Ora le parole stesse del Signore ci dicono che cosa dobbiamo cambiare per essere degni delle sue promesse.

4. Inoltre c’è il pericolo di rimanere chiusi in una preghiera solo soggettiva.
Mentre l’aderenza alle parole ci rende solleciti della necessità di tutti: dei giusti e dei peccatori, di coloro che sono vicini e di coloro che sono lontani.
Le parole stesse del Signore allargano il nostro cuore e mettono la nostra preghiera in sintonia con la sua.

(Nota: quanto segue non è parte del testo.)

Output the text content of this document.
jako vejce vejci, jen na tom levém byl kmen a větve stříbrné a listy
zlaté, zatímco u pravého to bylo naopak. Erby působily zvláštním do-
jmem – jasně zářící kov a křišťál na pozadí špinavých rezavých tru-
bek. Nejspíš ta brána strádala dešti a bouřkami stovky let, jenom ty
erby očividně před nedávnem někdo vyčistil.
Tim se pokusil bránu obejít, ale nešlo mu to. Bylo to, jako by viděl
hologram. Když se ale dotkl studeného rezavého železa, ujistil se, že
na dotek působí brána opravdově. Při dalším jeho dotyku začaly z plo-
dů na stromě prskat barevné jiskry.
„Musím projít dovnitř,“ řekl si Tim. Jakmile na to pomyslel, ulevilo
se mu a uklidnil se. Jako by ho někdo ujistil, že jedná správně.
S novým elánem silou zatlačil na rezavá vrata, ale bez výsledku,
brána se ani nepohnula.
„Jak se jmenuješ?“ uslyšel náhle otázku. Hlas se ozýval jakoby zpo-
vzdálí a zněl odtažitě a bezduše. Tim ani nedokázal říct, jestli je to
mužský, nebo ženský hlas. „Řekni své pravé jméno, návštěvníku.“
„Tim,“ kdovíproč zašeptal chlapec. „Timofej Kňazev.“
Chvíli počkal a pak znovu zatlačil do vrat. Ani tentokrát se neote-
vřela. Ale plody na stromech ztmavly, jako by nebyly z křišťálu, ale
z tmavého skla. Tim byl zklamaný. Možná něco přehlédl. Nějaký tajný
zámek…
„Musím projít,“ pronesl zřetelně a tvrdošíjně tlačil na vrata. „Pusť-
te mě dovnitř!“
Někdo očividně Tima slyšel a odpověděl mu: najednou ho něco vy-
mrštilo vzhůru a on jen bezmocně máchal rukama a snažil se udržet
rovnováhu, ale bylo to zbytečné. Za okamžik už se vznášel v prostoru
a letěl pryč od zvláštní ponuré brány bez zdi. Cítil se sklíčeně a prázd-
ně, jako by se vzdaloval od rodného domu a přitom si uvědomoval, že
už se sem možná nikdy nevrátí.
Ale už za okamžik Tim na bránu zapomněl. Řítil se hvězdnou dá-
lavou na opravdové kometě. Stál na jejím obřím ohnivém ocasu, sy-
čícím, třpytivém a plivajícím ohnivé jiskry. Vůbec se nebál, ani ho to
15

5. Santa Teresa di Gesù Bambino ricordava che talvolta ci sentiva arrida ed era proprio la preghiera vocale, fissata sulle parole che proferiva, a renderla subito più fervorosa. 
Scrive infatti: “Qualche volta, se il mio spirito è in un’aridità così grande che mi è impossibile trarne un pensiero per unirmi al buon Dio, recito molto lentamente un Padre nostro e poi il saluto angelico; allora queste preghiere mi rapiscono, nutrono l’anima mia ben più che se le avessi recitate precipitosamente un centinaio di volte.
La Santa Vergine mi mostra che non è affatto sdegnata con me, non manca mai di proteggermi appena l’invoco. Se mi sopravviene una preoccupazione, una difficoltà, subito mi volgo a lei, e sempre, come la più tenera delle madri, ella prende cura dei miei interessi. Quante volte parlando alle novizie mi è accaduto di invocarla e sentire i benefizi della sua protezione materna” (Storia di un’anima, 317).

6. Bisogna aggiungere tuttavia che anche nella preghiera non tutti hanno la medesima indole. Per cui qualcuno si trova meglio seguendo la tua strada, altri seguendone un’altra.
Salva la preghiera comune che necessariamente deve essere uniforme, è necessario lasciare che ognuno si esprima nel modo che maggiormente favorisce la sua devozione.
Anche questo fa parte del pluriforme modo di avvicinarsi a Dio secondo la bella espressione di Sant’Agostino: “Vedevo la Chiesa popolata di fedeli che avanzavano, l’uno in un modo, l’altro in un altro” (alius sic, alis sic ibat)” (Confessioni, VIII, 1,2).

Ringraziandoti per la tua preziosa testimonianza, ti benedico e ti ricordo nella preghiera.